I can't say I could quantify my initial ER buffer using the common terms described by others, for several reasons. I was moving quickly toward being able to retire at age 45, back in 2008.
One reason was that I was best vaguely familiar with terms such as SWR and multiples of expenses. Given that I was planning to ER at 45, I would only have unfettered access to the taxable portion of my overall portfolio for the next ~15 years, at which time I could access my rollover IRA (after leaving work and converting the 401k to it). So, a SWR using my entire portfolio would not really mean much. Similarly, a SWR using only the taxable part of my portfolio would not really mean much because it would count for only 15 years.
I did, however, have access to two important things. One was Fidelity's RIP program which, with the help of my Account Executive, I completed and ran it. In early 2008, my AE gave me a green light to ER, the first outside evaluation of my ER plan. Two was my own spreadsheet which looked in more detail at the next 15 years of projected income and expenses, after I did the rollover IRA and cashed out about $300k in company stock.
My plan was to have the projected income from the $300k now in a "big" bond fund cover or just about cover my projected expenses. This would leave the remainder of the income generated by my taxable portfolio act as a buffer. This represented a buffer of about 25%. My spreadsheet had this buffer shrinking over the 15-year period to the point where it might disappear and I'd have to tap into principal the last few years. That was fine because once I turned 59.5, the first of my "reinforcements" would arrive. Those reinforcements are the aforementioned rollover IRA, then SS and my frozen company pension a few years later.
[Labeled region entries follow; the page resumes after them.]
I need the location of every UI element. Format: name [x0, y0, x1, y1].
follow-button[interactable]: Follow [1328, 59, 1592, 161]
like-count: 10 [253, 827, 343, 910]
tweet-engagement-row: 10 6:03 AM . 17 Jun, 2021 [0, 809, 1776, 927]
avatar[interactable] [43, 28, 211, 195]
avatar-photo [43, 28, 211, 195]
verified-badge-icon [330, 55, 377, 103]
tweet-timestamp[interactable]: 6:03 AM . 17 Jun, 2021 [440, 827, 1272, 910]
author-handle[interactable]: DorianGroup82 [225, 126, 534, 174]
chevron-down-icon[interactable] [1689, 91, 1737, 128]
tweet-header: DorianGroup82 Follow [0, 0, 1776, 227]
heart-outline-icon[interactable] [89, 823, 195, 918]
IOW, just get me to age 59.5 intact and things improve after that.
A lot of things happened since then. First, the ACA was created and that has kept my HI costs under control, unlike the skyrocketing premiums I faced in 2010 and 2011. Then, the markets improved a lot starting in 2009. On the downside, the big bond fund's returns have shrunk considerable although I had added many more shares of it to offset the return. I never had to tap into principal, which is nice, so my buffer has only grown.